In spite of retail developers’ predictions that new project pipelines won’t grow until 2014, it looks like the market will see a healthy amount of new construction next year. The CoStar Group, a Washington, D.C.-based research firm that tracks all types of retail properties, forecasts that new retail completions will total 52 million sq. ft. in 2013. The figure would constitute only a third of average annual completions for the 2006-2008 period, but will still be more than double the 20 million sq. ft. expected to be delivered in the current year.

Projections from researchers at Marcus & Millichap Real Estate Investment Services, a Calabasas, Calif.-based brokerage firm, are slightly more optimistic. They expect to see 60 million sq. ft. of new retail space delivered in 2013.

Reis Inc., a New York City-based research firm that focuses on neighborhood and community shopping centers and regional malls, projects that new retail developments will total 16 million sq. ft. in 2013, up from 5.6 million sq. ft. in 2012. The majority of those new centers will be grocery-anchored properties, with limited or non-existent mall completions, according to Ryan Severino, senior economist with Reis.

The dollar volume of U.S. retail construction starts year-to-date is up 29 percent compared to the same period in 2011, reports Reed Construction Data, a Norcross, Ga.-based research firm. In terms of space, new retail starts, not counting additions to existing properties and alterations, rose 33.6 percent from the same period last year, to 82.2 million sq. ft. The increase can be attributed to a combination of more readily available construction financing and catch-up work on projects stalled during the recession, says Bernard Markstein, U.S. chief economist with the firm.

“It’s not much of an improvement, but we had been going down every quarter since 2007,” says Ryan McCullough, real estate economist with CoStar. “In the first quarter of 2012 we saw an uptick and it’s been slightly up since then.
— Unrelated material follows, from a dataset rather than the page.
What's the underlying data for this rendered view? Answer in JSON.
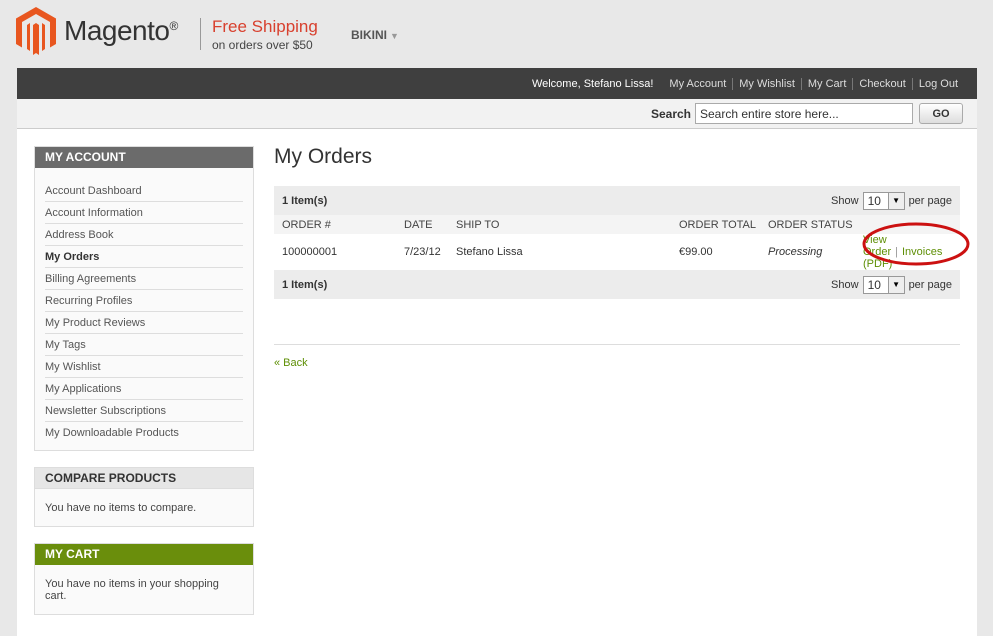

Developers are hesitantly getting back to work.”

On the menu

Based on projects currently under construction, general retail properties (primarily single-tenant stand-alone buildings such as department stores, drug stores and restaurants) will make up the bulk of new deliveries in 2013, according to McCullough. In the third quarter, there were 17.5 million sq. ft. of general retail under construction. The next most active property type for new construction was the community center, with approximately 3 million sq. ft. in the works.
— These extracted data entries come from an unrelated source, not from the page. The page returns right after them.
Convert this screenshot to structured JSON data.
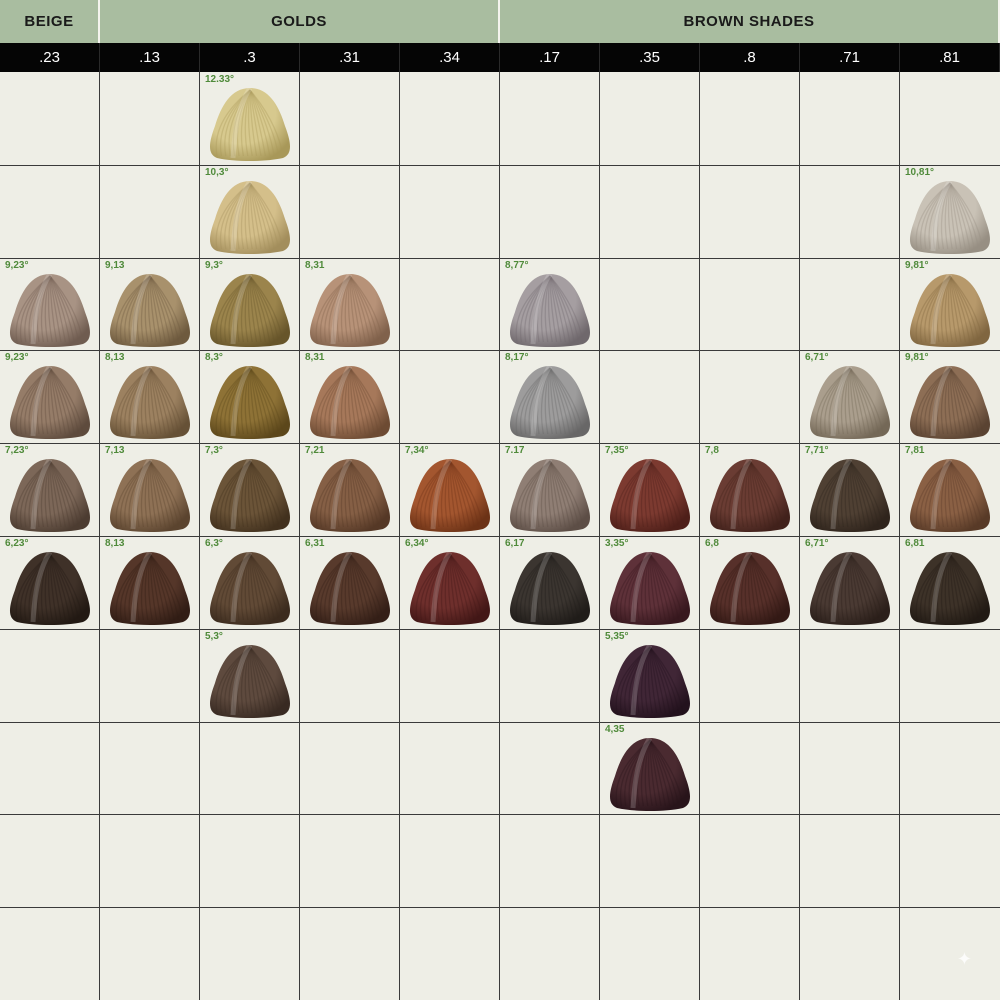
{
  "groups": [
    {
      "label": "BEIGE",
      "span": 1
    },
    {
      "label": "GOLDS",
      "span": 4
    },
    {
      "label": "BROWN SHADES",
      "span": 5
    }
  ],
  "columns": [
    ".23",
    ".13",
    ".3",
    ".31",
    ".34",
    ".17",
    ".35",
    ".8",
    ".71",
    ".81"
  ],
  "rows": 10,
  "swatches": [
    {
      "col": 2,
      "row": 0,
      "label": "12.33°",
      "color": "#d7c98e",
      "dark": "#a89859"
    },
    {
      "col": 2,
      "row": 1,
      "label": "10,3°",
      "color": "#d4bf8a",
      "dark": "#a38e5c"
    },
    {
      "col": 9,
      "row": 1,
      "label": "10,81°",
      "color": "#c9c2b6",
      "dark": "#978f83"
    },
    {
      "col": 0,
      "row": 2,
      "label": "9,23°",
      "color": "#a89384",
      "dark": "#6f5c50"
    },
    {
      "col": 1,
      "row": 2,
      "label": "9,13",
      "color": "#a8916c",
      "dark": "#6e5a3e"
    },
    {
      "col": 2,
      "row": 2,
      "label": "9,3°",
      "color": "#9b844c",
      "dark": "#67552a"
    },
    {
      "col": 3,
      "row": 2,
      "label": "8,31",
      "color": "#b79278",
      "dark": "#80614b"
    },
    {
      "col": 5,
      "row": 2,
      "label": "8,77°",
      "color": "#a59ea1",
      "dark": "#6f686c"
    },
    {
      "col": 9,
      "row": 2,
      "label": "9,81°",
      "color": "#b7996b",
      "dark": "#806640"
    },
    {
      "col": 0,
      "row": 3,
      "label": "9,23°",
      "color": "#957c68",
      "dark": "#5e4b3d"
    },
    {
      "col": 1,
      "row": 3,
      "label": "8,13",
      "color": "#9c8160",
      "dark": "#665136"
    },
    {
      "col": 2,
      "row": 3,
      "label": "8,3°",
      "color": "#8e7236",
      "dark": "#5c471b"
    },
    {
      "col": 3,
      "row": 3,
      "label": "8,31",
      "color": "#a6785a",
      "dark": "#6d4b33"
    },
    {
      "col": 5,
      "row": 3,
      "label": "8,17°",
      "color": "#9d9c9c",
      "dark": "#686767"
    },
    {
      "col": 8,
      "row": 3,
      "label": "6,71°",
      "color": "#aa9e8d",
      "dark": "#746857"
    },
    {
      "col": 9,
      "row": 3,
      "label": "9,81°",
      "color": "#8d6e55",
      "dark": "#5a4332"
    },
    {
      "col": 0,
      "row": 4,
      "label": "7,23°",
      "color": "#7c6758",
      "dark": "#4c3c31"
    },
    {
      "col": 1,
      "row": 4,
      "label": "7,13",
      "color": "#8e7155",
      "dark": "#5b442f"
    },
    {
      "col": 2,
      "row": 4,
      "label": "7,3°",
      "color": "#6b5438",
      "dark": "#42311e"
    },
    {
      "col": 3,
      "row": 4,
      "label": "7,21",
      "color": "#855f45",
      "dark": "#553826"
    },
    {
      "col": 4,
      "row": 4,
      "label": "7,34°",
      "color": "#a3562f",
      "dark": "#6c3216"
    },
    {
      "col": 5,
      "row": 4,
      "label": "7.17",
      "color": "#8f7e74",
      "dark": "#5d4e46"
    },
    {
      "col": 6,
      "row": 4,
      "label": "7,35°",
      "color": "#7c3a30",
      "dark": "#4e1f19"
    },
    {
      "col": 7,
      "row": 4,
      "label": "7,8",
      "color": "#6a3c33",
      "dark": "#41211b"
    },
    {
      "col": 8,
      "row": 4,
      "label": "7,71°",
      "color": "#4f4033",
      "dark": "#2f241c"
    },
    {
      "col": 9,
      "row": 4,
      "label": "7,81",
      "color": "#8a6044",
      "dark": "#583a27"
    },
    {
      "col": 0,
      "row": 5,
      "label": "6,23°",
      "color": "#3f3128",
      "dark": "#221913"
    },
    {
      "col": 1,
      "row": 5,
      "label": "8,13",
      "color": "#553629",
      "dark": "#311d15"
    },
    {
      "col": 2,
      "row": 5,
      "label": "6,3°",
      "color": "#614a36",
      "dark": "#3b2b1e"
    },
    {
      "col": 3,
      "row": 5,
      "label": "6,31",
      "color": "#583a2c",
      "dark": "#341f17"
    },
    {
      "col": 4,
      "row": 5,
      "label": "6,34°",
      "color": "#6e2f2c",
      "dark": "#421716"
    },
    {
      "col": 5,
      "row": 5,
      "label": "6,17",
      "color": "#3b3530",
      "dark": "#201c19"
    },
    {
      "col": 6,
      "row": 5,
      "label": "3,35°",
      "color": "#5e3139",
      "dark": "#37181e"
    },
    {
      "col": 7,
      "row": 5,
      "label": "6,8",
      "color": "#57302a",
      "dark": "#331915"
    },
    {
      "col": 8,
      "row": 5,
      "label": "6,71°",
      "color": "#4a3a33",
      "dark": "#2b1f1a"
    },
    {
      "col": 9,
      "row": 5,
      "label": "6,81",
      "color": "#3d3228",
      "dark": "#211a14"
    },
    {
      "col": 2,
      "row": 6,
      "label": "5,3°",
      "color": "#5e4a3e",
      "dark": "#382a22"
    },
    {
      "col": 6,
      "row": 6,
      "label": "5,35°",
      "color": "#402636",
      "dark": "#23121d"
    },
    {
      "col": 6,
      "row": 7,
      "label": "4,35",
      "color": "#4a2a30",
      "dark": "#28141a"
    }
  ],
  "accent_label_color": "#4f8a3a",
  "header_green": "#a9bda0",
  "background": "#eeeee6"
}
On the other hand, the volume of new power centers under construction continued to dwindle for the six quarter in a row, with only 610,416 sq. ft. in the works in the third quarter of 2012, CoStar reports. In contrast, in the third quarter of 2007, there were more than 29 million sq. ft. of power center space under development.

Both McCullough and Markstein attribute the cutback on new power center projects to big-box stores’ vulnerability to online competition.
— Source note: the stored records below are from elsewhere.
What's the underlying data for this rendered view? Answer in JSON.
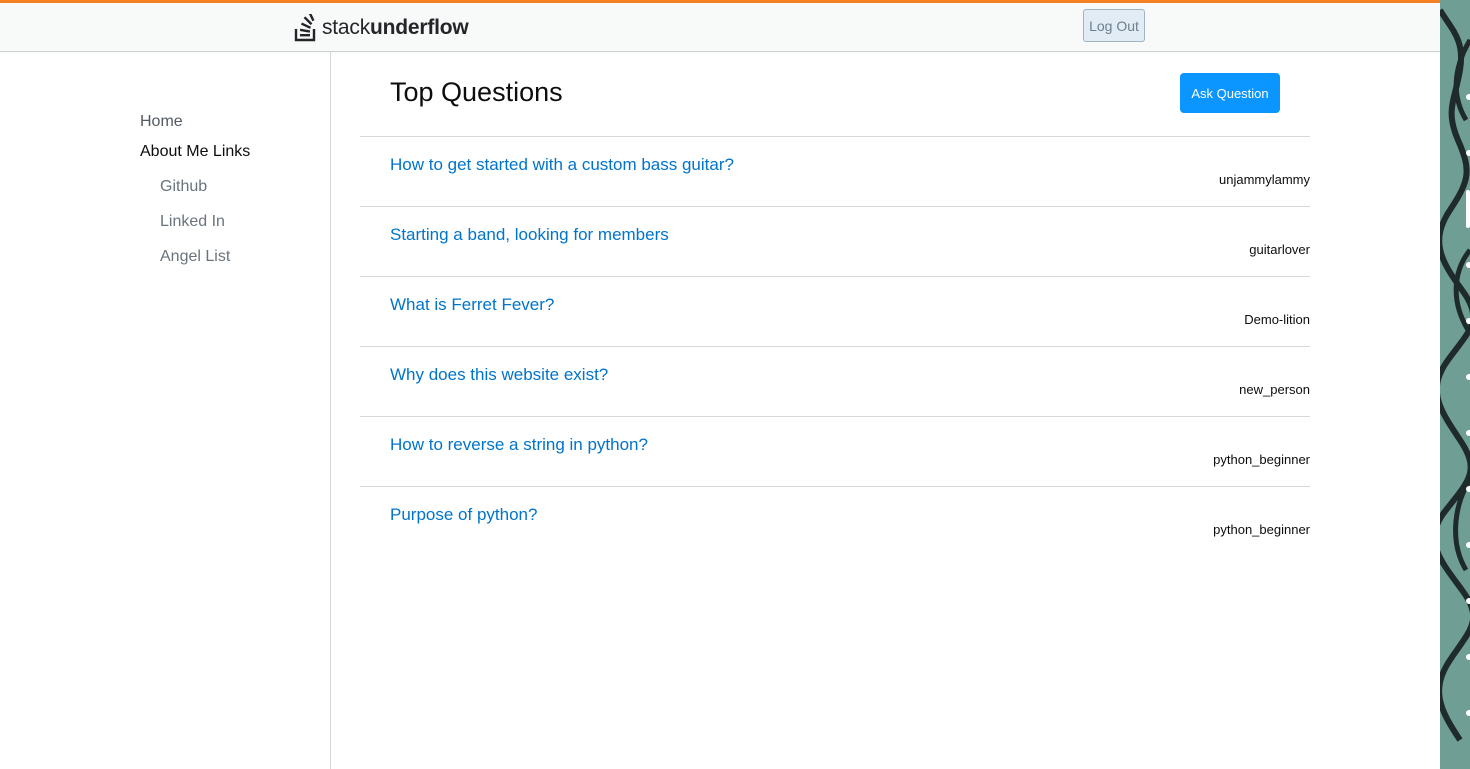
{
  "header": {
    "logo_light": "stack",
    "logo_bold": "underflow",
    "logout_label": "Log Out"
  },
  "sidebar": {
    "home": "Home",
    "about": "About Me Links",
    "links": [
      "Github",
      "Linked In",
      "Angel List"
    ]
  },
  "main": {
    "title": "Top Questions",
    "ask_label": "Ask Question",
    "questions": [
      {
        "title": "How to get started with a custom bass guitar?",
        "author": "unjammylammy"
      },
      {
        "title": "Starting a band, looking for members",
        "author": "guitarlover"
      },
      {
        "title": "What is Ferret Fever?",
        "author": "Demo-lition"
      },
      {
        "title": "Why does this website exist?",
        "author": "new_person"
      },
      {
        "title": "How to reverse a string in python?",
        "author": "python_beginner"
      },
      {
        "title": "Purpose of python?",
        "author": "python_beginner"
      }
    ]
  },
  "colors": {
    "accent_orange": "#f48225",
    "link_blue": "#0074cc",
    "button_blue": "#0a95ff",
    "desktop_teal": "#6f9e94"
  }
}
Marcus & Millichap estimates that of the 60 million sq. ft. in new completions it expects to enter the market next year, mixed-use centers will account for 17 million sq. ft., stand-alone big boxes, power centers will account for 13 million sq. ft. and the rest will be largely made up of neighborhood and community shopping centers. Geographically, New York, Virginia and Texas should experience the greatest increases in new retail space.

This year, a significant number of the largest retail projects scheduled for completion were outlet centers, including the 528,000-sq.-ft. Fashion Outlets of Chicago Rosemont in Chicago; the 450,000-sq.-ft. Paragon Outlets Livermore in East Bay, Calif. and the 420,000-sq.-ft. Paragon Outlets Grand Prairie in Texas, according to the second quarter market report from brokerage firm Cushman & Wakefield. A 700,000-sq.-ft. enclosed regional mall also opened in Salt Lake City.

Cushman & Wakefield estimates that the amount of new retail space inventory in the top U.S. markets rose 0.02 percent in the first quarter and 0.01 percent in the second quarter of 2012.